Healthcare accounted for 80 per cent of PEL's Rs 2,009-crore revenues in 2010/11, which has fallen to 54 per cent of Rs 6,610 crore by FY16, thanks to its forays into financial services (28 per cent) and IM (18 per cent).
Time for Professionals
Critics have often attacked Piramal for his reliance on family members, rather than professionals, in running businesses. He disagrees: "No other company board can boast six Padma awardees." The PEL board includes Siddharth (Bobby) Mehta, former president and CEO of Transunion; Deepak Satwalekar, former MD and CEO of HDFC Standard Life; Blackstone senior executive Gautam Banerjee; former ICICI chairman N. Vaghul; former HUL chairman Keki Dadiseth; scientists R.A. Mashelkar and Goverdhan Mehta; and S. Ramadorai, former vice-chairman of TCS. In addition, Swati Piramal, Nandini, and Vijay Shah, who has been with the group for 25 years, are also on the board.
Following the sale of the formulations business, Ajay Piramal had formed a strategic management council (SCM) and floated a company, IndUS Growth Partners, for investing the Rs 15,000 crore in various businesses. Since the investments are now done, IndUS Growth Partners has folded into DRG, with its MD Jonathan Sandler taking over as CEO of DRG and Vivek Sharma becoming the CEO of pharma solutions business. There is Jijina, too, who has been with the group for over 14 years.
Besides, Piramal has floated independent informal boards for each business.

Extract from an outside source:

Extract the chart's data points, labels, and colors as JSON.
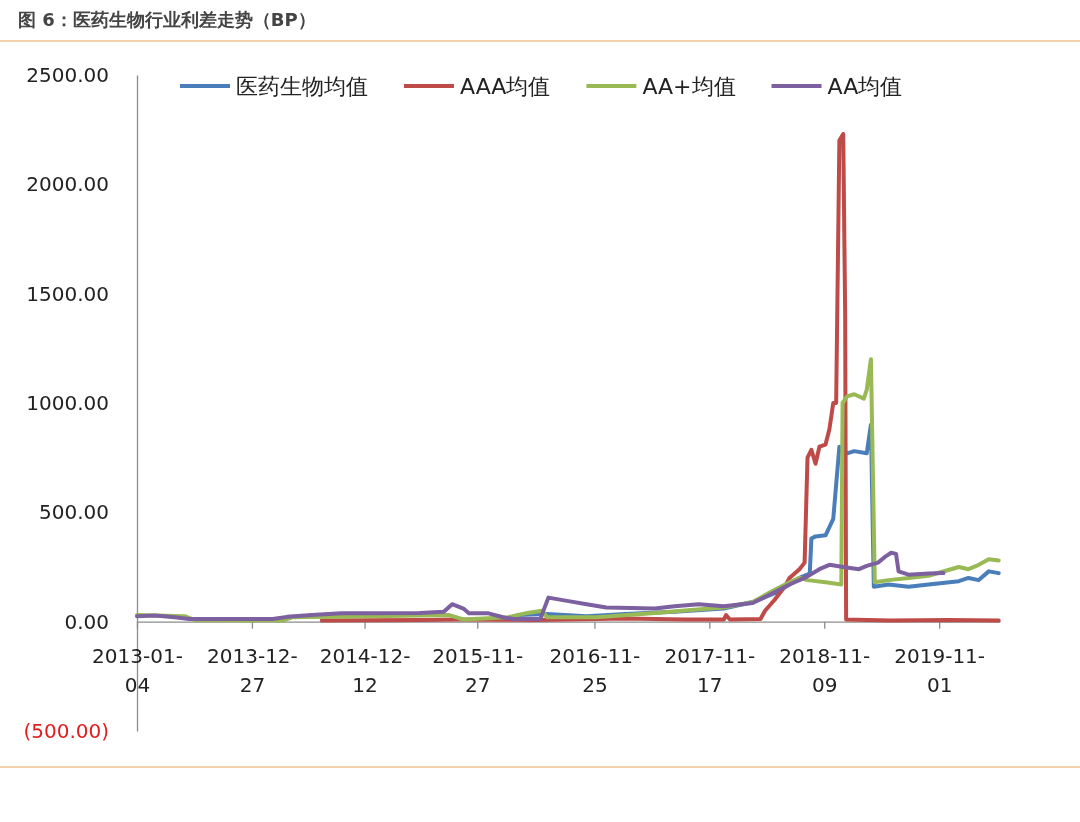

Healthcare has a pharma operations board; real estate lending, real estate asset management, and special situation transactions have independent investment committees with experts and one or two board members. Similarly, IM has an information management board, with people like PwC Partner Ashish Dalal, former HDFC senior executive Harish Engineer, former Warburg Pincus MD Rajesh Khanna, HDFC Securities Chairman Bharat D. Shah, among others.
Shah says Piramal Glass is back on track, posting over Rs 2,000 crore revenues. Piramal says the group's expansion in India will be restricted to OTC, financial services, real estate and one more sector (cement); contract manufacturing, critical care and IM will be powered by Europe and the US. "In the past five years, we created a value of Rs 18,000 crore. From 1988, we have created value Y-o-Y of 28.5 per cent," says Piramal. "There are not many stocks in which you invested Rs 1 lakh in 1988 that gives you Rs 11 crore today."

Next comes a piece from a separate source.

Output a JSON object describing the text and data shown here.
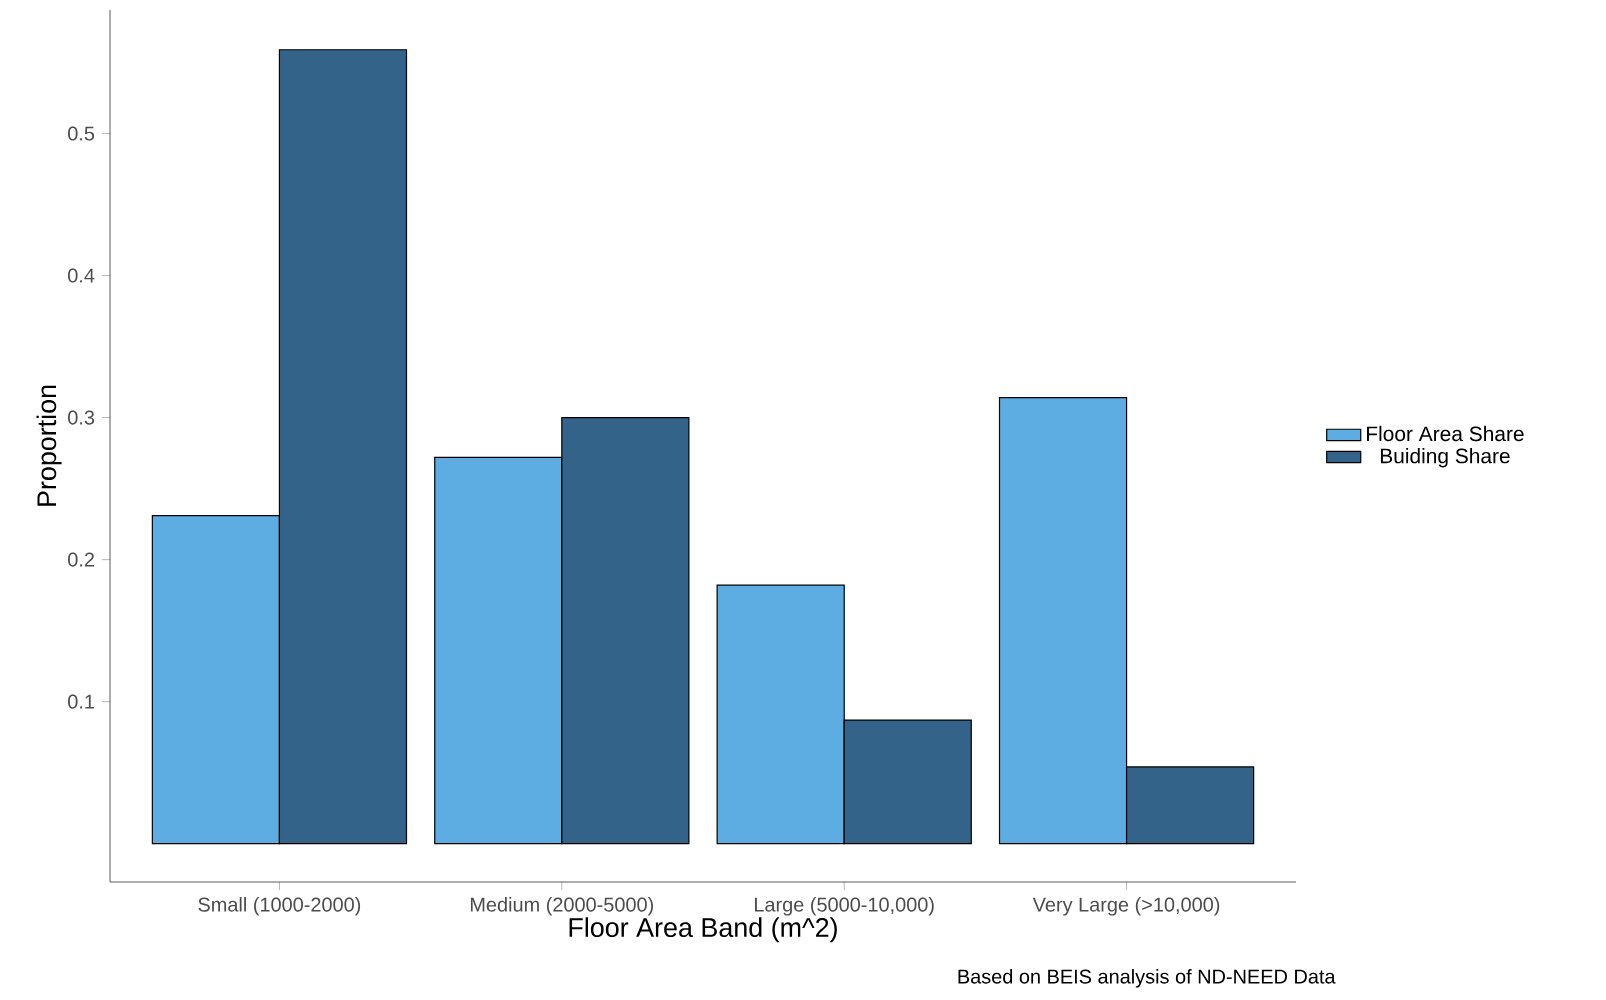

After the sale to Abbott, Piramal had the time and resources to buy mansions, yachts or private jets. Or, hang up his boots and retire on a private island. But the youthful-at-61 Piramal believes he has a long way to go. "Our belief is to create maximum shareholder returns and in the process earn our share as the largest promoter," he says.
The only luxury he allowed himself was buying a mansion from the King of Sangli at Mahabaleshwar, which the Piramals use as their weekend getaway. He is also building a new house for himself - a four-storied bungalow - on the Worli sea face in Mumbai. Piramal Realty had acquired the plot from HUL a few years ago. Sure, the vast ballroom in the ground floor of the corporate headquarters, Piramal Towers, has been modified and a velvet room awaits his guests, but his eyes are on quadrupling the group's valuation to $20 billion in four years. Manoeuvring such a portfolio will be a herculean task. It's nothing like anything he has done before but Piramal is convinced he has found the method in the madness, even if the analysts couldn't.